Cambridge seeks to preserve hundreds of affordable housing units

The City of Cambridge is preserving 504 units of affordable housing at Alewife Brook Towers. Cambridge has started to meet with Schochent Companies, the realtor-manager- owner of the property, to renew the HUD contract for subsidized housing.

Alewife Brook Towers are two 22-story buildings, a 48-year old housing complex that rises at the end of Rindge Avenue and bordering Alewife Brook Parkway. This complex was built in “La Corbusier” architectural design that focuses on tall high-rises buildings to house large numbers of people. Nearby 402 Rindge Avenue is another 22-story tower which is managed independently by the nonprofit Just-A-Start. The city did not play a role in the refinancing to maintain affordability or renovation of this building completed, fall of 2017.

Cambridge Housing Director Christopher Cotter stated that this complex is all affordable. He referred to affordability as either inclusionary zoning, increasing  the proportion of affordable units in new buildings to 20% or rent restrictive. He went on to say that both Schochent towers are rent restrictive. Rent Restrictive refers to  Section 8 with people paying 30% of their monthly income for housing.
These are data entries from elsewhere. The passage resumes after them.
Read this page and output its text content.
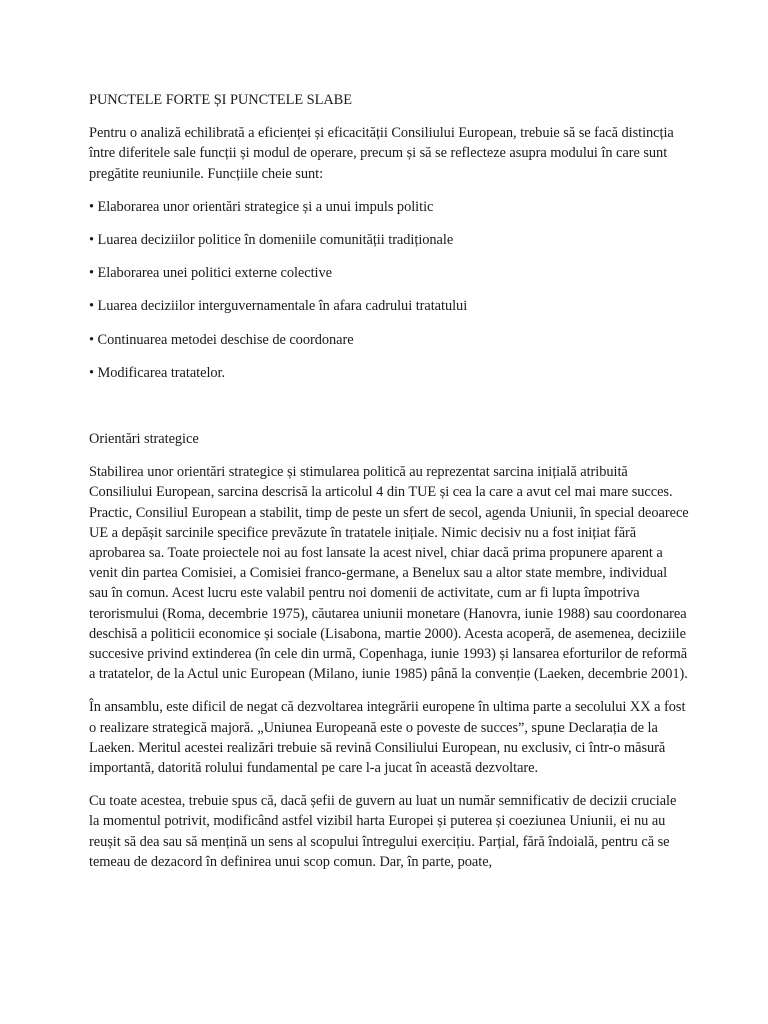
PUNCTELE FORTE ȘI PUNCTELE SLABE

Pentru o analiză echilibrată a eficienței și eficacității Consiliului European, trebuie să se facă distincția între diferitele sale funcții și modul de operare, precum și să se reflecteze asupra modului în care sunt pregătite reuniunile. Funcțiile cheie sunt:

• Elaborarea unor orientări strategice și a unui impuls politic

• Luarea deciziilor politice în domeniile comunității tradiționale

• Elaborarea unei politici externe colective

• Luarea deciziilor interguvernamentale în afara cadrului tratatului

• Continuarea metodei deschise de coordonare

• Modificarea tratatelor.

Orientări strategice

Stabilirea unor orientări strategice și stimularea politică au reprezentat sarcina inițială atribuită Consiliului European, sarcina descrisă la articolul 4 din TUE și cea la care a avut cel mai mare succes. Practic, Consiliul European a stabilit, timp de peste un sfert de secol, agenda Uniunii, în special deoarece UE a depășit sarcinile specifice prevăzute în tratatele inițiale. Nimic decisiv nu a fost inițiat fără aprobarea sa. Toate proiectele noi au fost lansate la acest nivel, chiar dacă prima propunere aparent a venit din partea Comisiei, a Comisiei franco-germane, a Benelux sau a altor state membre, individual sau în comun. Acest lucru este valabil pentru noi domenii de activitate, cum ar fi lupta împotriva terorismului (Roma, decembrie 1975), căutarea uniunii monetare (Hanovra, iunie 1988) sau coordonarea deschisă a politicii economice și sociale (Lisabona, martie 2000). Acesta acoperă, de asemenea, deciziile succesive privind extinderea (în cele din urmă, Copenhaga, iunie 1993) și lansarea eforturilor de reformă a tratatelor, de la Actul unic European (Milano, iunie 1985) până la convenție (Laeken, decembrie 2001).

În ansamblu, este dificil de negat că dezvoltarea integrării europene în ultima parte a secolului XX a fost o realizare strategică majoră. „Uniunea Europeană este o poveste de succes”, spune Declarația de la Laeken. Meritul acestei realizări trebuie să revină Consiliului European, nu exclusiv, ci într-o măsură importantă, datorită rolului fundamental pe care l-a jucat în această dezvoltare.

Cu toate acestea, trebuie spus că, dacă șefii de guvern au luat un număr semnificativ de decizii cruciale la momentul potrivit, modificând astfel vizibil harta Europei și puterea și coeziunea Uniunii, ei nu au reușit să dea sau să mențină un sens al scopului întregului exercițiu. Parțial, fără îndoială, pentru că se temeau de dezacord în definirea unui scop comun. Dar, în parte, poate,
“Two thirds of the units in the Schochent buildings are federal section-8 apartments,” Cotter said. “The majority of the apartments are 1 to 2 bedroom with some 3 bedroom apartments.”

Cotter pointed out that the city has been meeting with the developer over the past two years.

“Schochent is very committed,” Cotter said. “We want to work with them in extending the rent restrictive HUD agreement.”

Cotter stated that Schochent has been doing a fair amount of investments over the years. They have been willing to make repairs and provide adequate maintenance.

Cotter highlighted that the city is looking to find a credit subsidy for the section 8 units to make it financially work for the developer. Pricing for the non-section 8 apartments will be based on the average median income or AMI and will also require a funding component.

“We have started talking to the Cambridge Affordable Housing Trust [CAHT],” Cotter said. “ They have helped to preserve affordable housing projects in Cambridge.”

Cotter said that the CAHT has made it known that they are committed to the Alewife Towers. They have made this the 10th affordable housing project in the city to fund. Funding will come from the city’s Community Preservation Act.

“We want to preserve the affordable housing units,” Cotter said. “We want to be successful and maintain Alewife Towers.”

According to Cotter, he estimated that the Cambridge CPA will provide $10 million dollars of funds from which the CAHT can draw on. Numbers on the funding from the Massachusetts CPA Trust fund won’t be determined until early fall, Cotter said.

Robert Sondak is a vendor and a writer for Spare Change News.